Drug prices are skyrocketing, even for generic varieties. That’s because many countries have price controls on drugs while the US does not, so US patients are subsidizing drug development. US patients are subsidizing something else too: advertising. Many doctors don’t like it when patients come to their office demanding a drug they saw on TV or even self-diagnosing, and many countries don’t allow prescription drug advertising. Advertising contributes nothing to our health, so let’s end the practice and save some money. The second way to reduce drug costs is to end a form of price fixing. When a patent on a popular drug expires the manufacturer can pay off (bribe) generic drug makers to delay introducing generic versions, thus continuing their profits to the detriment of patients. This needs to stop.
You can’t reduce health care costs by increasing taxes on health care, so abolish the medical device tax permanently. Right now that tax is only on hold. A 2.3% tax on medical devices would cause immediate price inflation of more than that amount because of the overhead required to process it. See my post “Just Because You Can Make It Complicated Doesn’t Mean You should” for the argument against excess overhead.
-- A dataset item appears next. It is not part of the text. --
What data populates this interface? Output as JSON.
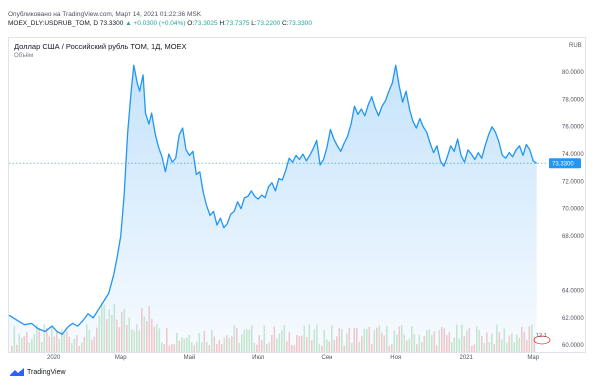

The country needs tort reform. Medical malpractice insurance is expensive, in fact, so expensive in some specialties that doctors are leaving their practices. In our lawsuit-happy country jury awards have become virtually unlimited so insurers have no way of estimating costs. Doctors are human, sometimes they make mistakes and victims deserve compensation, but that compensation should be reasonable. With tort reform victims would be entitled to full compensation for actual losses including any out-of-pocket medical expenses but “intangible losses” would be capped at some multiple of the actual loss, possibly in a range of 2-10 times. The cap could even depend on whether the intangible loss was temporary or permanent. With a 5x cap a person who suffered $50,000 actual loss would recover the full loss but they couldn’t get more than $250,000 for an intangible award. This may sound unfair but the “lawsuit lottery” is equally unfair because two people with similar injuries can get very different awards depending on the composition of the jury. Negotiated settlements are fair but mandatory arbitration is not because it deprives victims of their day in court. When arbitration pits an individual against a company the company is likely to win. The cap would be lifted if the harm was intentionally inflicted, in which it would also be a criminal case. Since few people enter the medical profession to inflict harm that shouldn’t be a common occurrence. Insurance is a business of numbers and as long as one of those numbers is “infinity” costs can’t be controlled.